Reports indicate the South Korean ministry of strategy and finance is to begin taxing cryptocurrency in a bid to regulate the crypto sector by 2019.

Since the winter of 2018, South Korea has garnered a great deal of attention as a key crypto-battleground; the rumoured ICO bans, exchange shutdowns and misleading negative press coverage has contributed to making South Korea one of the most misunderstood locations when it comes to cryptocurrencies.

But reports, on the contrary, are emerging at a hastening pace, and now South Korean regulators are reportedly planning to announce placing a capital gains tax and other income taxes on virtual money. In a statement made to Financial News, a ministry official said:

“We do not have a specific time frame, but we are thinking about announcing a virtual money tax in the first half of the year”.

The snowball effect

Negative speculation surrounding cryptocurrency in the country began appearing in January and then very slowly, as the clarity around purported crypto bans came to light, it became apparent that things were, in fact, moving in a positive direction.

As February rolled through, discussions of regulation in South Korea were brewing especially when the chief of South Korea’s Finance Supervisory Service (FSS), Choe Heung-Sik made these comments at a press conference:

“The whole world is now framing the outline (for cryptocurrency) and therefore (the government) should rather work more on normalization than increasing regulation.”.

Remarks such as these have made for a snowball effect in the global discussion of cryptocurrency. Most recently, BitcoinNews reported that Park Won-Soon, Mayor of Seoul is bringing forth new plans to adopt blockchain technologies with remarkable intentions to create Seoul’s very own cryptocurrency.

Government officials in South Korea have conducted direct investigations in several countries around the world, including Japan, the United Kingdom and the United States.
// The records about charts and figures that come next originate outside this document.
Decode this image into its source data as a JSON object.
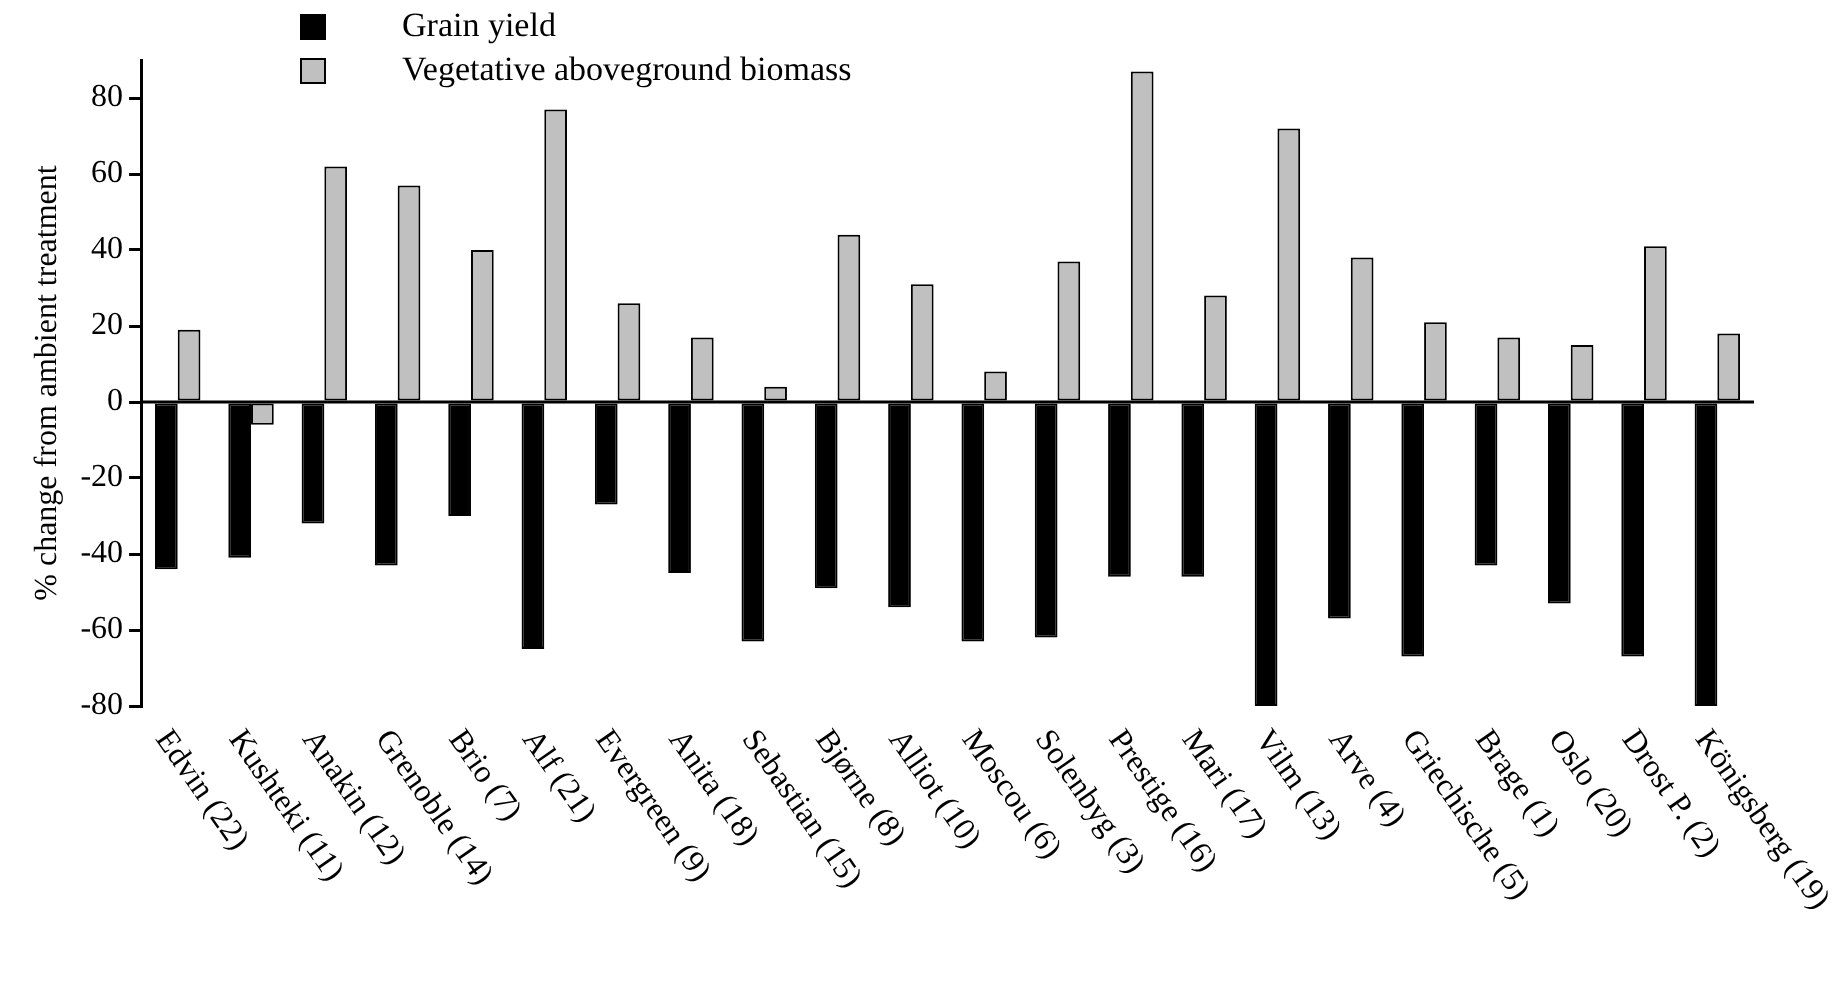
{
  "chart_data": {
    "type": "bar",
    "ylabel": "% change from ambient treatment",
    "categories": [
      "Edvin (22)",
      "Kushteki (11)",
      "Anakin (12)",
      "Grenoble (14)",
      "Brio (7)",
      "Alf (21)",
      "Evergreen (9)",
      "Anita (18)",
      "Sebastian (15)",
      "Bjørne (8)",
      "Alliot (10)",
      "Moscou (6)",
      "Solenbyg (3)",
      "Prestige (16)",
      "Mari (17)",
      "Vilm (13)",
      "Arve (4)",
      "Griechische (5)",
      "Brage (1)",
      "Oslo (20)",
      "Drost P. (2)",
      "Königsberg (19)"
    ],
    "series": [
      {
        "name": "Grain yield",
        "color": "#000000",
        "values": [
          -44,
          -41,
          -32,
          -43,
          -30,
          -65,
          -27,
          -45,
          -63,
          -49,
          -54,
          -63,
          -62,
          -46,
          -46,
          -80,
          -57,
          -67,
          -43,
          -53,
          -67,
          -80
        ]
      },
      {
        "name": "Vegetative aboveground biomass",
        "color": "#c0c0c0",
        "values": [
          19,
          -6,
          62,
          57,
          40,
          77,
          26,
          17,
          4,
          44,
          31,
          8,
          37,
          87,
          28,
          72,
          38,
          21,
          17,
          15,
          41,
          18
        ]
      }
    ],
    "ylim": [
      -80,
      90
    ],
    "yticks": [
      -80,
      -60,
      -40,
      -20,
      0,
      20,
      40,
      60,
      80
    ],
    "grid": false,
    "ref_lines": [
      {
        "axis": "y",
        "value": 0,
        "color": "#000000"
      }
    ],
    "legend": "top left"
  }
}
Officials made conclusions that each country has its own approaches on how to categorize cryptocurrencies for taxation purposes:

“Currently, the US and the UK are taxed with capital gains tax, Japan with miscellaneous income, and Germany with other income. It is because the characteristics of virtual money were different in each country, such as payment means, monetary ability, financial assets, and so on. However, these countries have found that there are few cases where actual tax is imposed, as opposed to taxation based on the principle that there is a tax on income.”.

Pioneering efforts

These are very telling moments for the future of the cryptocurrency industry. South Korea’s efforts over the course of the next year could contribute to those of Switzerland, which at present is home of the Crypto Valley Association. Switzerland is beginning to receive increasing enquiries concerning blockchain technologies and is formally investigating the economic purposes and functions of the tokens.

South Korea, the third largest fiat-to-Bitcoin market in the world, is approaching the creation of positive conditions for regulatory frameworks, preparing for its capital to have its own cryptocurrency and is in now preparing for various taxation laws that would begin to normalize the existence of cryptocurrencies in the country. These are several huge steps in the right direction.